Groupe Communiste, Républicain, Citoyen, Écologiste - Kanaky

Activité des sénateurs

Du quoi qu’il en coûte au quoi qu’il advienne

Par / 3 juillet 2023

Malgré un refus argumenté par le Parlement l’année dernière, le Gouvernement décide, à nouveau, de nous soumettre le projet de loi de règlement de l’année 2021.

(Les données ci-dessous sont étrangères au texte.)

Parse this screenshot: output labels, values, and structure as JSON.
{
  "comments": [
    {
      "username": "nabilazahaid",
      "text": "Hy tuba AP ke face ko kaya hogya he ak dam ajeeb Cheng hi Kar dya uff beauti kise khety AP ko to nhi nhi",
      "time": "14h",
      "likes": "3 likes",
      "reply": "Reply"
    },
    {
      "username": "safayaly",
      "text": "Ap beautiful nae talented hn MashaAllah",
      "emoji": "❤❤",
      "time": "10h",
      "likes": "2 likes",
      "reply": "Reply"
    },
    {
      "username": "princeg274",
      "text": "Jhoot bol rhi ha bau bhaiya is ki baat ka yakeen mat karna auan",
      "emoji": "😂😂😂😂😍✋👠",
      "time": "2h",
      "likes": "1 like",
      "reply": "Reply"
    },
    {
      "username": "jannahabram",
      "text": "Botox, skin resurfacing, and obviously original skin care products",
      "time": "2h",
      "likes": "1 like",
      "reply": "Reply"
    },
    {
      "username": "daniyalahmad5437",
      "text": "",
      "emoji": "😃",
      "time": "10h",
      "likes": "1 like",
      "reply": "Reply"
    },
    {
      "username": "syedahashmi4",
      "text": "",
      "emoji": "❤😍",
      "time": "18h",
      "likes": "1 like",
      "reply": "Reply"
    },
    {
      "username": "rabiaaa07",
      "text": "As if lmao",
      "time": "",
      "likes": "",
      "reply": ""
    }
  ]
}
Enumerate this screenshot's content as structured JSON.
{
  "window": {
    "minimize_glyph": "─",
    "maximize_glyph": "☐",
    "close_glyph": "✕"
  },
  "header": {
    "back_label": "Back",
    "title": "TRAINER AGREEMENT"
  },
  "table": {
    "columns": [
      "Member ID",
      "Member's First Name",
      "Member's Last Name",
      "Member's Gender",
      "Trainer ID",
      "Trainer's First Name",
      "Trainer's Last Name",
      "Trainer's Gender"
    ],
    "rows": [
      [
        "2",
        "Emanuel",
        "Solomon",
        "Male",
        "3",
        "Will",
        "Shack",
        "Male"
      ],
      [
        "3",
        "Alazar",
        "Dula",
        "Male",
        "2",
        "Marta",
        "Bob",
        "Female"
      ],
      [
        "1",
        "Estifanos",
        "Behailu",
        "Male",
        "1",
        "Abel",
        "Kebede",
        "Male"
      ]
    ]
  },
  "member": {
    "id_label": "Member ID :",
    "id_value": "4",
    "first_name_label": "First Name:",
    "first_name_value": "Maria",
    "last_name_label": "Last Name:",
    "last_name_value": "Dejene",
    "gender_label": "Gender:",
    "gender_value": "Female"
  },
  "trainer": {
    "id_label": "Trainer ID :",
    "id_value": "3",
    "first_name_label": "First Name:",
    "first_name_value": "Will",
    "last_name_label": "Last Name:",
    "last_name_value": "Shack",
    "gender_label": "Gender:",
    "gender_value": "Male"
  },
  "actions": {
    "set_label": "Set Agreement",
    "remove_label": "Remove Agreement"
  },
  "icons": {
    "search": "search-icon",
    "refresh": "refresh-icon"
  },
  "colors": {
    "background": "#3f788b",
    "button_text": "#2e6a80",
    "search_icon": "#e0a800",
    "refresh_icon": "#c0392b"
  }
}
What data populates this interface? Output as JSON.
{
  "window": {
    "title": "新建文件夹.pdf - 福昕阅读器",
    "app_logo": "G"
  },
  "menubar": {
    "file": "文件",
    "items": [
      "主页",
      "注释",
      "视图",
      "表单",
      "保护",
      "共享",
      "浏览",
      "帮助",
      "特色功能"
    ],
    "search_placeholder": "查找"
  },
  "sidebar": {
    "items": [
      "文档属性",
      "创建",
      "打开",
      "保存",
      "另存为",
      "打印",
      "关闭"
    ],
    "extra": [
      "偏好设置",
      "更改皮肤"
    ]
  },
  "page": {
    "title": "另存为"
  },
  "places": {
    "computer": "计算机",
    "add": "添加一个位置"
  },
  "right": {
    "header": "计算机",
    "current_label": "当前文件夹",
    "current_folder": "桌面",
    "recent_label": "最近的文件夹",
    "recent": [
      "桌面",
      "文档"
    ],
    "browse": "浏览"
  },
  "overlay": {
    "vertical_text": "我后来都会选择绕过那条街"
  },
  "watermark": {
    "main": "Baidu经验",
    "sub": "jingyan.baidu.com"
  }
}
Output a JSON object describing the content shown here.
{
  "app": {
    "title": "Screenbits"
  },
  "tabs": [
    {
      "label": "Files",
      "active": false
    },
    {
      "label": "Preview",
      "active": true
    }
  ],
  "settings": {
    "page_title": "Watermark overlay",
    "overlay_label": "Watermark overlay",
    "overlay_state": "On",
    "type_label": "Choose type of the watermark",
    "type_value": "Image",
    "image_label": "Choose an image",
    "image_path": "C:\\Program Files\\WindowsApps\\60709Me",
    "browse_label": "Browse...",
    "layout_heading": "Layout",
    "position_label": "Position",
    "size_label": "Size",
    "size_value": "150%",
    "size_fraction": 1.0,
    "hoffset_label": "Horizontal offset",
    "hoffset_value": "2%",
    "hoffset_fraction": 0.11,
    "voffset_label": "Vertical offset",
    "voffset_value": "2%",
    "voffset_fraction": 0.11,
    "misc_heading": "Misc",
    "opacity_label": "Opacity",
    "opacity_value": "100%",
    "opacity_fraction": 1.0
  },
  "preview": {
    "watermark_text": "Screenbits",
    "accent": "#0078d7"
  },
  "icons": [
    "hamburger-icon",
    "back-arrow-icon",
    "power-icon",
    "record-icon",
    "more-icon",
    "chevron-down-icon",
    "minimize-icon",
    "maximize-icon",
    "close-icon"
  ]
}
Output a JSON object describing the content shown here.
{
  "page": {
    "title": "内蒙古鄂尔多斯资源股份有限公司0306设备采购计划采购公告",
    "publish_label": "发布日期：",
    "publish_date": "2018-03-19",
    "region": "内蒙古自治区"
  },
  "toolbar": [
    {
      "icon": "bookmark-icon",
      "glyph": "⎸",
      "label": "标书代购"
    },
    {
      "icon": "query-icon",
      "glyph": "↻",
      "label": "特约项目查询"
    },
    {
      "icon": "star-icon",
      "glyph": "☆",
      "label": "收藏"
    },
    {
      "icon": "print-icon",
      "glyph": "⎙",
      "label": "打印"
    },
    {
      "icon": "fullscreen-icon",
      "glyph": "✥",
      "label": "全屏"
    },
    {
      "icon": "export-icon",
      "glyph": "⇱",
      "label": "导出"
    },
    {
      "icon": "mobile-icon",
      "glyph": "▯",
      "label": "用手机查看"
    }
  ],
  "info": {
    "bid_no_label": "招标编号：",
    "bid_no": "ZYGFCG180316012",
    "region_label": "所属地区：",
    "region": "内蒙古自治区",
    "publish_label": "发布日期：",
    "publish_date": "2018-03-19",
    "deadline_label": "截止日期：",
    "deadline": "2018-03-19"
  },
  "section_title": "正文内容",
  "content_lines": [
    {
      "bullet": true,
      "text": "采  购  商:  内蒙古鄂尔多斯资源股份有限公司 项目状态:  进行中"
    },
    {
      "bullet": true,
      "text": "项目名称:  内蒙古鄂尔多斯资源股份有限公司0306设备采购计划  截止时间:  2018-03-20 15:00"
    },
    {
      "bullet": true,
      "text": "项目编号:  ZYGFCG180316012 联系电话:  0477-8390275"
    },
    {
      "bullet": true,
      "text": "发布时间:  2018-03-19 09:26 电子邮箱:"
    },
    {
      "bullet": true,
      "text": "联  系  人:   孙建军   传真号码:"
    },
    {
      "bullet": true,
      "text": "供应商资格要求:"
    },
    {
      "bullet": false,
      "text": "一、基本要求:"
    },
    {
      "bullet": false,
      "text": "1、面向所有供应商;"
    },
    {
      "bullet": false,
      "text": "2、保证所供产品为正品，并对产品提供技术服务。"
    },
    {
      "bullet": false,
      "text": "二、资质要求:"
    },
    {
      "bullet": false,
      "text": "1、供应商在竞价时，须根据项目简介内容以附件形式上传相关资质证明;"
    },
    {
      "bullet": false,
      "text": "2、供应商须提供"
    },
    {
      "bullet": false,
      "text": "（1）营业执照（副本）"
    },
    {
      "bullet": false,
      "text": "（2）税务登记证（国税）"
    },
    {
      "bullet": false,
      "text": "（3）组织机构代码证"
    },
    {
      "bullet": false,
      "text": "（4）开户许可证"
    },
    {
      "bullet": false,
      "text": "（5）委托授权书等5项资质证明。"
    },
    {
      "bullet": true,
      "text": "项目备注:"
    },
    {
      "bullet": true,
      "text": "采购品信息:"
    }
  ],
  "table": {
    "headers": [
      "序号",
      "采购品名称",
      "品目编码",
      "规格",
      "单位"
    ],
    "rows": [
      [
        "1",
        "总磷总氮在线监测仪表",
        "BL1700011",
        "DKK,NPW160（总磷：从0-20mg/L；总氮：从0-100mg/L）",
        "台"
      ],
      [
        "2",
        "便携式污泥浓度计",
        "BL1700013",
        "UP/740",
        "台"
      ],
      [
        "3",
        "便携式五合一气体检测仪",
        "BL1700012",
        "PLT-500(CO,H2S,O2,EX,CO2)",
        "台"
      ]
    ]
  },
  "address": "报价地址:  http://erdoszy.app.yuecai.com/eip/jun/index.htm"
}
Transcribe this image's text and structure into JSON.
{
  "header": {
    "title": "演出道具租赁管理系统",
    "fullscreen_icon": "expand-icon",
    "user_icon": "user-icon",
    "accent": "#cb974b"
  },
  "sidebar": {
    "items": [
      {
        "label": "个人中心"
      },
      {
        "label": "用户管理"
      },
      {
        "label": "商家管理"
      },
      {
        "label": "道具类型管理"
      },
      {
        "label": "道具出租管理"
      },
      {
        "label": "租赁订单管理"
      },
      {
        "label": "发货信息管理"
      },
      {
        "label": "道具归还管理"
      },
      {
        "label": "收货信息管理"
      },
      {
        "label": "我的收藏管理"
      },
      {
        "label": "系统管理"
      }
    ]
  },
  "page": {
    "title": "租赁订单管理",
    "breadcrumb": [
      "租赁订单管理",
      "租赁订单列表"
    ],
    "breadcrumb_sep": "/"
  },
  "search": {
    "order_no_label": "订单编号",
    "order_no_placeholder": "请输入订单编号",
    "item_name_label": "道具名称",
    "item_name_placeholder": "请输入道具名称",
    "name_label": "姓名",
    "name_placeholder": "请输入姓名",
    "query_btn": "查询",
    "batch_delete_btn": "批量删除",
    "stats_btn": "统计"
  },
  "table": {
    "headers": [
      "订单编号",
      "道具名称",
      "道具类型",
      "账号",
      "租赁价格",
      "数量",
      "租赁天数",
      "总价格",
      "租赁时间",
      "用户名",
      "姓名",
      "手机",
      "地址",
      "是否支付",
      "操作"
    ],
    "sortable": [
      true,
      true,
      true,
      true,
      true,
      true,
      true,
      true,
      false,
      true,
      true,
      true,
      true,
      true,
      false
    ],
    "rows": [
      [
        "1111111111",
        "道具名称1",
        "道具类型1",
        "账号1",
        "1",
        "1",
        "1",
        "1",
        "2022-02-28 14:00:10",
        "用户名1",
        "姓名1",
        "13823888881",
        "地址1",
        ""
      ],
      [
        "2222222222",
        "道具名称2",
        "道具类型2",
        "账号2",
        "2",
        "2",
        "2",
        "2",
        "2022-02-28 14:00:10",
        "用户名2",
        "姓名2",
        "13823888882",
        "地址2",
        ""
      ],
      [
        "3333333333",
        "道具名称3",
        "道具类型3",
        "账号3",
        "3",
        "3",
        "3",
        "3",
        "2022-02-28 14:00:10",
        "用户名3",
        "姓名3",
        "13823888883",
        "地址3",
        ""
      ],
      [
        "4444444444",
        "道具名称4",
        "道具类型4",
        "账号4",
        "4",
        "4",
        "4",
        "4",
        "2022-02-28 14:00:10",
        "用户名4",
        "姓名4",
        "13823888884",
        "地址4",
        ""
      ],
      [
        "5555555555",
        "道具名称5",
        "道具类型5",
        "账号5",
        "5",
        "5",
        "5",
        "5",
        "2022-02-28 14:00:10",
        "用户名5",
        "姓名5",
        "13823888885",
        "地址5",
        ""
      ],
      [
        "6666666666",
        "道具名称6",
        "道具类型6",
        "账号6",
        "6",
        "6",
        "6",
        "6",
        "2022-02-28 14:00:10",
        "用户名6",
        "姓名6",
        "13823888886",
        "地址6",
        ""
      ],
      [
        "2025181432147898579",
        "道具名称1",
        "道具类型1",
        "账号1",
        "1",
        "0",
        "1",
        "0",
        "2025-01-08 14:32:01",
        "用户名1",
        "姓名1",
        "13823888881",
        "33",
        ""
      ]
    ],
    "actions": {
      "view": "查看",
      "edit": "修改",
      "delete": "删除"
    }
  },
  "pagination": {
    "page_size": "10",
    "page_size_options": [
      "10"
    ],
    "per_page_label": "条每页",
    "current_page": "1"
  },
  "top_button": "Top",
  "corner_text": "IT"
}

Le même texte par définition car vous ne pouvez pas modifier le résultat en exécution du budget de notre pays. Faisant fi des 235 votes contre du Sénat et les 68 abstentions exprimées contre l’année dernière. Faisant également fi des 173 voix contre le texte exprimés en lecture définitive engendrant son rejet par l’Assemblée nationale. Bien que la démocratie parlementaire s’y soit montrer défavorable, vous persistez. Il n’est donc pas surprenant que cette proposition ait été rejeté une nouvelle fois à l’Assemblée Nationale en première lecture.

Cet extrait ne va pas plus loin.